Consumers today are demanding that corporations join the cruelty-free movement, and that demand has already led to more than 600 cosmetic companies in North America committing to develop safe, cruelty-free cosmetics by choosing from the thousands of safe ingredients already available, or by using advanced scientific alternative test methods and new technologies that provide results, are relevant to the human experience, and are cheaper and faster than animal tests. These methods are often more reliable predictors of safety than animal testing can ever be. The global in-vitro toxicology testing market is expected to reach $76 billion by 2023, and new and improved non-animal methods will continue to be developed, leading to safer cosmetics without harming animals.
Multinational cosmetic companies must already comply with laws in more than 30 countries that have banned the sale of cosmetics newly tested on animals. Over the course of just one year, Humane Society International’s #BeCrueltyFree team has welcomed a ban on cosmetics animal testing in Guatemala and Taiwan and a prohibition on the sale of cosmetics tested on animals in Switzerland. Others with bans or limits on animal testing include India, Israel, Norway, the 28 states of the European Union, New Zealand, South Korea, Turkey, and five states in Brazil. And just last week, the Australian government introduced a bill that moves the country one step closer to ending the trade in cruel cosmetics. Similar legislation is under discussion in Argentina, Brazil, Canada, Mexico, Russia, and elsewhere.
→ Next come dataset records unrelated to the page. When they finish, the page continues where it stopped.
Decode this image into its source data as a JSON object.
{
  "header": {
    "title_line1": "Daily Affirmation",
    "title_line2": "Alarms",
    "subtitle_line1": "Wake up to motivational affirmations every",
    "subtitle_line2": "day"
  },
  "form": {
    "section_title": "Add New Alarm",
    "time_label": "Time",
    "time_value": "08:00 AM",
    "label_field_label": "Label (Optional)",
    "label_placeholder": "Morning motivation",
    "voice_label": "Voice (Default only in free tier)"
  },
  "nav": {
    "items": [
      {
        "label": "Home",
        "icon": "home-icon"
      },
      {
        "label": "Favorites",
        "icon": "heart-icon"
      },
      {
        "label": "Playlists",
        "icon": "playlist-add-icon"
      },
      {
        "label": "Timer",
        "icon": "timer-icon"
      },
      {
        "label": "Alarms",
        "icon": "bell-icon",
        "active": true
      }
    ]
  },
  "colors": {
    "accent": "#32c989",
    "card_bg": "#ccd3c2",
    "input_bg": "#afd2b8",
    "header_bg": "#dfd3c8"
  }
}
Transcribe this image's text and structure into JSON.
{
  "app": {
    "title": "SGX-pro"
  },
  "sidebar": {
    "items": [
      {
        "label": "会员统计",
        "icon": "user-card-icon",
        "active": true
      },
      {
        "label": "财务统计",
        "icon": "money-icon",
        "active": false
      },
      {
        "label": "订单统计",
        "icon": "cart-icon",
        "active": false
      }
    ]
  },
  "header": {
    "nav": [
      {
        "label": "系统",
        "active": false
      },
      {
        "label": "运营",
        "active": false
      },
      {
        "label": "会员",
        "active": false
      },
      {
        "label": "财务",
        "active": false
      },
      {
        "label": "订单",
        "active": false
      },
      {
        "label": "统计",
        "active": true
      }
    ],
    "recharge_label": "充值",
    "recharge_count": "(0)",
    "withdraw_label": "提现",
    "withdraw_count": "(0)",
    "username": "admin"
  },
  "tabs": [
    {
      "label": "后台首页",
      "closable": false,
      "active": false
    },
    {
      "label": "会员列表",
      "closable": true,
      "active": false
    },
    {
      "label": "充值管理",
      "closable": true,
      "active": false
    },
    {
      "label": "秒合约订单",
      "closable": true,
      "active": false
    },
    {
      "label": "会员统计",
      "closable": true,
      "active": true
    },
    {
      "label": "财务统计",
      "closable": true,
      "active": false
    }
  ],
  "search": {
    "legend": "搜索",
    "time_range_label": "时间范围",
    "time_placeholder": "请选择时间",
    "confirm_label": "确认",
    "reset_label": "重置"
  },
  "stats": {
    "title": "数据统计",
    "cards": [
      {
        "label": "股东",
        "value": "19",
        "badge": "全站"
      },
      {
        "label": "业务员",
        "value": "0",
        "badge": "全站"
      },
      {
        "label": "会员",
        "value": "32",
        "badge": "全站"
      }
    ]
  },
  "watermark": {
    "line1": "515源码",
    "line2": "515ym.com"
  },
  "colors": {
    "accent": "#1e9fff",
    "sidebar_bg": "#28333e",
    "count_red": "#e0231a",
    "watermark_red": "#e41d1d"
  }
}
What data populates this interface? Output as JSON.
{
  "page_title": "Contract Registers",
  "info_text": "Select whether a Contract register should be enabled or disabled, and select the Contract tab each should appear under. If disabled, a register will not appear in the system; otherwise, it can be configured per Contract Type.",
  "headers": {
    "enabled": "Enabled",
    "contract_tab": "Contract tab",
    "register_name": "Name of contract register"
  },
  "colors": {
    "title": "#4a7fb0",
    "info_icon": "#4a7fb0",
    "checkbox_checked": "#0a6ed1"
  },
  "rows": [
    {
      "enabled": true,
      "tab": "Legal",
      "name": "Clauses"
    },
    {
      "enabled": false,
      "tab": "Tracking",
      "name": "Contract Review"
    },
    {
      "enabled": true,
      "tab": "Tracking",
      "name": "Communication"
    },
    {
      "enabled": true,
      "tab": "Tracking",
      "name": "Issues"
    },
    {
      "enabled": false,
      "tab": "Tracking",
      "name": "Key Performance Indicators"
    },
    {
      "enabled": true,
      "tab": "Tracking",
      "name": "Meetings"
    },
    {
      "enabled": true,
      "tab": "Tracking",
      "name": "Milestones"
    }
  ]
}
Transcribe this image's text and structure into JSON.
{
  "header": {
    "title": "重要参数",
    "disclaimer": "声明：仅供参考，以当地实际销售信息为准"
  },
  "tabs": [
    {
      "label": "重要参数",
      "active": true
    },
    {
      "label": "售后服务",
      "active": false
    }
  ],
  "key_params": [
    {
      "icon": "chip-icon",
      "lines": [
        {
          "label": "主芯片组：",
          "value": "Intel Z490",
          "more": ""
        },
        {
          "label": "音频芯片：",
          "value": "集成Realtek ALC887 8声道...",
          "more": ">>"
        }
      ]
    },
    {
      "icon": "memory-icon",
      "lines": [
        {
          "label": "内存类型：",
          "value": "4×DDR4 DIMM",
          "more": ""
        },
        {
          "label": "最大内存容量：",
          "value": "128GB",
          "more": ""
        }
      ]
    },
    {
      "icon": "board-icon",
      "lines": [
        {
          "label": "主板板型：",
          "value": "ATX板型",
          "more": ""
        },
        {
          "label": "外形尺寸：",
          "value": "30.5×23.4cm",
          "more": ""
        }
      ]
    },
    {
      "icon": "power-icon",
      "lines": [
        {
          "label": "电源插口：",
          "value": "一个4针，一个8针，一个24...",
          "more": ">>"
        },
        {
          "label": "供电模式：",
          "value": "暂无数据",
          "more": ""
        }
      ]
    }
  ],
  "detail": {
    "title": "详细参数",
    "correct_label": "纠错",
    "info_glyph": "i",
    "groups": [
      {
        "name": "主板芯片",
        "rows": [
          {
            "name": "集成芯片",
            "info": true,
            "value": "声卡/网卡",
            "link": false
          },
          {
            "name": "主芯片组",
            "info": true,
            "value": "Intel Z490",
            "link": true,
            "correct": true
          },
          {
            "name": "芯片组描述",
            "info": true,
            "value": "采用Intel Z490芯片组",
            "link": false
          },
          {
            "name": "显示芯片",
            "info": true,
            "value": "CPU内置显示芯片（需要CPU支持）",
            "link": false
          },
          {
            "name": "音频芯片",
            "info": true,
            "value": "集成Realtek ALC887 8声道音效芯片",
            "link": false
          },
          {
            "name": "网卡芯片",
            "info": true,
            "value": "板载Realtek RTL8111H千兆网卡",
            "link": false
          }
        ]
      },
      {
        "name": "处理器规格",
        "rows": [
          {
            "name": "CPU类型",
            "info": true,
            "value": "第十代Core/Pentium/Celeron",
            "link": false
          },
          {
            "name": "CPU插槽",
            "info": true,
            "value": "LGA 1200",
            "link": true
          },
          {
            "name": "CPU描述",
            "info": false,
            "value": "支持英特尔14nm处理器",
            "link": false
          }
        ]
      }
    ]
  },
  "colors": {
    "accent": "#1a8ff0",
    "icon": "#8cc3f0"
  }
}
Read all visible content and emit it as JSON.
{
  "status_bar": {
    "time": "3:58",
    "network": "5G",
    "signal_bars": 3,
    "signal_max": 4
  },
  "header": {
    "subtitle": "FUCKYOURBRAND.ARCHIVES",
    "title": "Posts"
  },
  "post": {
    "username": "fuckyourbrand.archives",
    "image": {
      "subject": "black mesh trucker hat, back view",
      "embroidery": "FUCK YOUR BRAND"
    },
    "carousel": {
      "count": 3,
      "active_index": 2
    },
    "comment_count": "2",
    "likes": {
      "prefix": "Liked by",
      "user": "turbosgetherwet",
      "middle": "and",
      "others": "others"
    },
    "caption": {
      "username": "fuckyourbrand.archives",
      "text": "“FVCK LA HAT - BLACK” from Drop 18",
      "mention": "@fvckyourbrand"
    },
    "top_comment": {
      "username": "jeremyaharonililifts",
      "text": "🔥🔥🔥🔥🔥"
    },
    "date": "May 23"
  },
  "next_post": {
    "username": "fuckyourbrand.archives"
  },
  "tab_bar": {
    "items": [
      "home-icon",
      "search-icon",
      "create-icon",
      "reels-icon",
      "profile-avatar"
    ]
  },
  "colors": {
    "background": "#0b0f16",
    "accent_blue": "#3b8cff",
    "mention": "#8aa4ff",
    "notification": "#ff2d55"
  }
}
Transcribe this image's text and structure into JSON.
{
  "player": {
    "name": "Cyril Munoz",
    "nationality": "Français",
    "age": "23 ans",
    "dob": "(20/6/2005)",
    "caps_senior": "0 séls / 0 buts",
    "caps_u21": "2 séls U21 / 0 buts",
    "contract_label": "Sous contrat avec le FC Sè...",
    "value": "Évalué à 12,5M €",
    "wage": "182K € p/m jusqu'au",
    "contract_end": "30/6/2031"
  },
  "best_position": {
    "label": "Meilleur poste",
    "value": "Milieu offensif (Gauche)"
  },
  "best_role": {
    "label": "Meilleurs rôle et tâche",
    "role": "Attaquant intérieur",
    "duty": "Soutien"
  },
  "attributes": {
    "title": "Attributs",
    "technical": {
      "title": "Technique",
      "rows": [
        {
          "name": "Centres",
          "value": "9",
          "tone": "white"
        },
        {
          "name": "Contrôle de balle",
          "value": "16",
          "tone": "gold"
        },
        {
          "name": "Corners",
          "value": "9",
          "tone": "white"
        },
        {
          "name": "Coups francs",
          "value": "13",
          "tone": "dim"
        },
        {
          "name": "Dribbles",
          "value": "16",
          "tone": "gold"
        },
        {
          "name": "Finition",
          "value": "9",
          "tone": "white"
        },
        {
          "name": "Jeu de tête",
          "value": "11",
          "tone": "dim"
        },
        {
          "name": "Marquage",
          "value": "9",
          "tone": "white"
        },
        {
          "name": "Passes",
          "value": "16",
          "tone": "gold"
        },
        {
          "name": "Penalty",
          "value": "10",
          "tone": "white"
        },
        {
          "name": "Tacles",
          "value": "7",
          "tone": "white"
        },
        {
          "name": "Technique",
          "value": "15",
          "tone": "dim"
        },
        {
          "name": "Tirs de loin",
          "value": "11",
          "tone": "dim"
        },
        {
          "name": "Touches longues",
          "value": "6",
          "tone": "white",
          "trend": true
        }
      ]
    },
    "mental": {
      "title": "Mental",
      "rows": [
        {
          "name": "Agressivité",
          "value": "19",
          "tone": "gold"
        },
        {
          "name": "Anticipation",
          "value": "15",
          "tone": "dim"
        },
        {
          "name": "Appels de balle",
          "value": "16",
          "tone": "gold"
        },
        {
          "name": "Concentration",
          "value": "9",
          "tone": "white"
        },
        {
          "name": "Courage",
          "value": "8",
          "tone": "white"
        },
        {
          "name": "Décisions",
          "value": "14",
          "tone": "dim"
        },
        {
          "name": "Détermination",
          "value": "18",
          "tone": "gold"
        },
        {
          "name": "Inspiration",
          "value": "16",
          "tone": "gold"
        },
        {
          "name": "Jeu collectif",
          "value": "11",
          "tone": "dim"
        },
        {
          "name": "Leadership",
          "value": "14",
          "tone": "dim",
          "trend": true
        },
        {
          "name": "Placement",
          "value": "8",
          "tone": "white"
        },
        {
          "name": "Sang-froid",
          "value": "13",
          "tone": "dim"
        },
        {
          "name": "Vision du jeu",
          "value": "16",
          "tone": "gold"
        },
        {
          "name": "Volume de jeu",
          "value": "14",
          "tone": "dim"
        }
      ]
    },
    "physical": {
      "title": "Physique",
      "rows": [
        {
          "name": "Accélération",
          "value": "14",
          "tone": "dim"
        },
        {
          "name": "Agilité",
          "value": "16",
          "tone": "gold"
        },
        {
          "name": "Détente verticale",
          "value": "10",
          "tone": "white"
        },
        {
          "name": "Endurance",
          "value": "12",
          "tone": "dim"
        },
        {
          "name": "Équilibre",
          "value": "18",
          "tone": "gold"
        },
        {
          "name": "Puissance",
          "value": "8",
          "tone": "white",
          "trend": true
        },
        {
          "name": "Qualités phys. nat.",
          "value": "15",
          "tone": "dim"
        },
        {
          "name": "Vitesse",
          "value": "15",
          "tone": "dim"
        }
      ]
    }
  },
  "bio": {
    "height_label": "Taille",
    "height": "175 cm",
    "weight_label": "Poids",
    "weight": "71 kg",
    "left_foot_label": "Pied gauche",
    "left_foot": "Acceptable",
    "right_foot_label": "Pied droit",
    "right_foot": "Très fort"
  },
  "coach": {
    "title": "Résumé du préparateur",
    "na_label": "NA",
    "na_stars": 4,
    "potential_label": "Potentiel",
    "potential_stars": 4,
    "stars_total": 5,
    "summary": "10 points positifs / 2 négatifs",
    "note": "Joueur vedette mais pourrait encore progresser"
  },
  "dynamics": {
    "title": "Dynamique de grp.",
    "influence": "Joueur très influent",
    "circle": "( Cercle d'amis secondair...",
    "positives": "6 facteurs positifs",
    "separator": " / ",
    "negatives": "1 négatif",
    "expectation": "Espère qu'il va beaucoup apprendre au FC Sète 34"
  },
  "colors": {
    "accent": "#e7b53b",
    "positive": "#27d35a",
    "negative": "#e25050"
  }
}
The Humane Cosmetics Act has been endorsed by more than 190 members and stakeholders of the personal care products industry, including Coty, Dr. Bronner’s, H&M, LUSH, Moroccanoil, Overstock.com, Paul Mitchell, Seventh Generation, and The Body Shop. The real question is that if all of the U.S.-based multinational companies are complying with bans in more than 30 countries, why are they not publicly supporting the Humane Cosmetics Act? It is time for them to come on board, and for Congress to pass legislation making the United States the next cruelty-free marketplace. You can help by contacting your federal lawmakers and asking them to cosponsor the Humane Cosmetics Act.